All bridge operations were paused as a result of the exploit, and the community was concerned about the bridge’s ability to recover and resume operations. To everyone’s surprise, Jump Crypto, the trading and venture capital firm that incubated Wormhole, replaced the stolen 120,000 ETH with its own assets a few days later to reopen and maintain bridge operations.
In March, hackers stole $552 million in Ethereum and USDC from Ronin, an Axie Infinity sidechain. The intriguing aspect of this exploit is that it was found and made public quite late – a week later – by one of the developers. By that time, the assets’ worth had risen to $622 million.
The attack was straightforward: hackers utilized social engineering to get backdoor access to signing keys and created false transactions in order to steal assets from Ronin. Hackers sought to profit from the attack by shorting the market, but their positions were liquidated since the news came too late.
Binance Smart Chain exploit
On October 6, hackers targeted BSC Token Hub, one of the most significant crypto bridges in the crypto space. They took advantage of the bridge’s security and seized around $566 million in BNB.
Hackers used falsified withdrawal proofs to trick smart contracts into minting tokens out of thin air.

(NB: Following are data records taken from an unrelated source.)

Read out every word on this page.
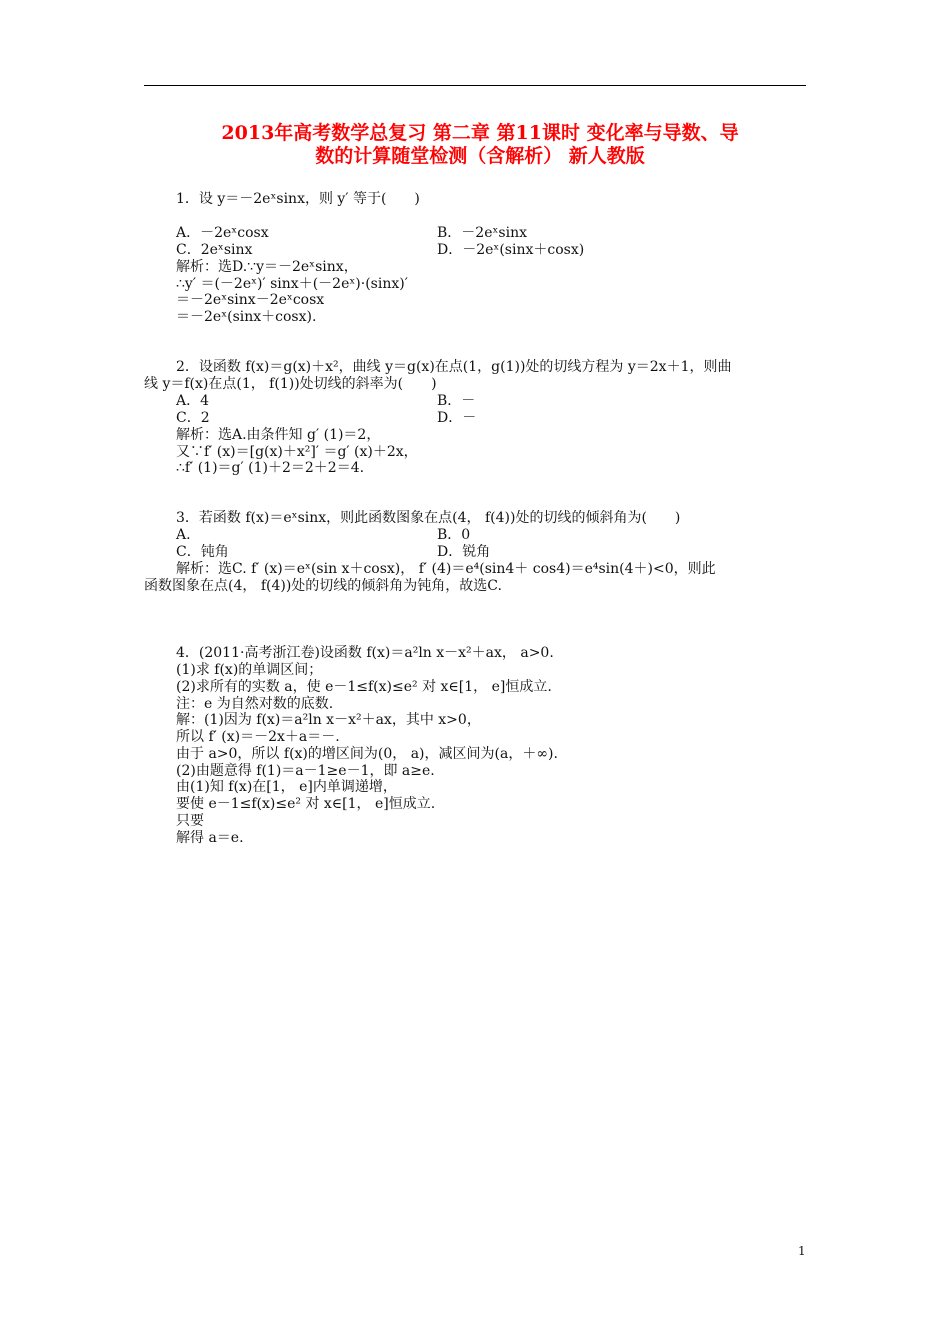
2013年高考数学总复习 第二章 第11课时 变化率与导数、导
数的计算随堂检测（含解析） 新人教版
1．设 y＝－2eˣsinx，则 y′ 等于(　　)
A．－2eˣcosx	B．－2eˣsinx
C．2eˣsinx	D．－2eˣ(sinx＋cosx)
解析：选D.∵y＝－2eˣsinx，
∴y′ ＝(－2eˣ)′ sinx＋(－2eˣ)·(sinx)′
＝－2eˣsinx－2eˣcosx
＝－2eˣ(sinx＋cosx).
2．设函数 f(x)＝g(x)＋x²，曲线 y＝g(x)在点(1，g(1))处的切线方程为 y＝2x＋1，则曲
线 y＝f(x)在点(1， f(1))处切线的斜率为(　　)
A．4	B．－
C．2	D．－
解析：选A.由条件知 g′ (1)＝2，
又∵f′ (x)＝[g(x)＋x²]′ ＝g′ (x)＋2x，
∴f′ (1)＝g′ (1)＋2＝2＋2＝4.
3．若函数 f(x)＝eˣsinx，则此函数图象在点(4， f(4))处的切线的倾斜角为(　　)
A.	B．0
C．钝角	D．锐角
解析：选C. f′ (x)＝eˣ(sin x＋cosx)， f′ (4)＝e⁴(sin4＋ cos4)＝e⁴sin(4＋)<0，则此
函数图象在点(4， f(4))处的切线的倾斜角为钝角，故选C.
4．(2011·高考浙江卷)设函数 f(x)＝a²ln x－x²＋ax， a>0.
(1)求 f(x)的单调区间；
(2)求所有的实数 a，使 e－1≤f(x)≤e² 对 x∈[1， e]恒成立.
注：e 为自然对数的底数.
解：(1)因为 f(x)＝a²ln x－x²＋ax，其中 x>0，
所以 f′ (x)＝－2x＋a＝－.
由于 a>0，所以 f(x)的增区间为(0， a)，减区间为(a，＋∞).
(2)由题意得 f(1)＝a－1≥e－1，即 a≥e.
由(1)知 f(x)在[1， e]内单调递增，
要使 e－1≤f(x)≤e² 对 x∈[1， e]恒成立.
只要
解得 a＝e.
1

Despite the exploit, customers of Binance and BSC chains did not suffer a direct financial loss since tokens were minted rather than withdrawn from liquidity pools.
Even with the enormous number of stolen tokens, the hackers had difficulty paying them out. Following the attack, Binance CEO Changpeng “CZ” Zhao said that BSC chain validators reached a consensus to freeze the network and stop token transactions. While validators prevented around 80-90% of tokens from going to malicious actors, they could still move over $100 million to other chains.